In einem nächsten Schritt stehen für beide Inkontinenz-Formen medikamentöse Optionen zur Verfügung, Mittel, die zu einer Entspannung des Blasenmuskels führen oder solche, die den Tonus des Schliessmuskels erhöhen. Bei Frauen jenseits der Menopause ist eine lokale Östrogentherapie mittels Cremen oder Vaginaltabletten häufig hilfreich.

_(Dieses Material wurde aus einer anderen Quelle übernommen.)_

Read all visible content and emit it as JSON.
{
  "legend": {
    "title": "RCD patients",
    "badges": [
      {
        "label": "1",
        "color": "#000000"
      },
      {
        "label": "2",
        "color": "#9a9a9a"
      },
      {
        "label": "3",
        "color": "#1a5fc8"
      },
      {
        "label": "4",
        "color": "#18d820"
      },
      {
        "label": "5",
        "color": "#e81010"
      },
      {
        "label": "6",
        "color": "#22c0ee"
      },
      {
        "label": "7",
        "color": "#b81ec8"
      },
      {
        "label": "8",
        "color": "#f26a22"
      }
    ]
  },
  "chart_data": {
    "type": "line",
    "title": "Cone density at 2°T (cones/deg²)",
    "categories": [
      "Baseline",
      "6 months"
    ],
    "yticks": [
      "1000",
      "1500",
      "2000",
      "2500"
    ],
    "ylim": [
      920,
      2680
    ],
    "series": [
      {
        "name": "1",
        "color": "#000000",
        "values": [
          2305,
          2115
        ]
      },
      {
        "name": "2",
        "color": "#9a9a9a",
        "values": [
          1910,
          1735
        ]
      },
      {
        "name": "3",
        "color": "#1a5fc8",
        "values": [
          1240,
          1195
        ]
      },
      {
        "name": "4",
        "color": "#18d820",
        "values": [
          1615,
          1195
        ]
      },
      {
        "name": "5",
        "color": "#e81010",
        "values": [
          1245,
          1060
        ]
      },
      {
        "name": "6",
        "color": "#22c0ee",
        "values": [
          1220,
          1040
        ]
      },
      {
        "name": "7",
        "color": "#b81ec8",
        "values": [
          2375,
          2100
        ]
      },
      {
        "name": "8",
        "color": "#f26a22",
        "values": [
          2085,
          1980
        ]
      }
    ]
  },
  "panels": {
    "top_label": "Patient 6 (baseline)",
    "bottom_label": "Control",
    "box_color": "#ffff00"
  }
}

Selbstverständlich sollen auch die Trinkgewohnheiten an die persönliche Situation angepasst werden, z.B. Erhöhung der Trinkmenge bei Reizblase oder Reduktion der Trinkmenge am Abend bei häufigen nächtlichen Inkontinenz-Episoden. Gewisse auslösende Faktoren für eine Reizblase, wie Alkohol, Nikotin, scharfes oder sehr salziges Essen sollten gemieden werden. Kürbiskernen und Preiselbeersaft wird eine beruhigende Wirkung auf die Blase nachgesagt, das Gegenteil bewirken Birnen und Zitrusfrüchte.

Falls diese Massnahmen nicht zu einer Verbesserung der Situation führen können nach fachärztlicher Abklärung auch chirurgische Verfahren, z.B. die Einlage von Harnröhren-unterstützenden Bändchen, Aufhängung des Blasenhalses, Einbau eines Neuromodulators („Blasenschrittmacher“), Kollageninjektionen oder Injektionen von blasenentspannenden Medikamenten in die Blase durchgeführt werden.

Die Überlaufinkontinenz wird meist primär durch Einlage eines Harnblasenkatheters durch die Harnröhre behandelt. Durch die kontinuierliche Ableitung des Urins kann ein „ausgeleierter“ Blasenmuskel seine Spannung wiedergewinnen und die Funktion der Harnblase in vielen Fällen wieder hergestellt werden. Natürlich muss ein Abflusshindernis, meist eine vergrösserte Prostata, beseitigt werden. Je nach Situation kann man dies medikamentös versuchen oder chirurgisch mittels Auskratzung der Prostata durch die Harnröhre. Falls dies nicht möglich ist, kann ein Harnröhrenkatheter auch dauerhaft getragen werden.

Wenn trotz aller Therapieoptionen keine zufriedenstellende Kontinenz erreicht werden kann, stehen moderne Inkontinenz-Produkte wie Einlagen oder Pants zur Verfügung, die Geruch absorbieren. Je nach Schweregrad der Inkontinenz übernimmt die Grundversicherung der Krankenkasse einen Teil der Kosten für diese Hilfsmittel.

Lassen Sie nicht Ihre Blase die Regie in Ihrem Leben übernehmen, sondern bestimmen Sie wieder selbst.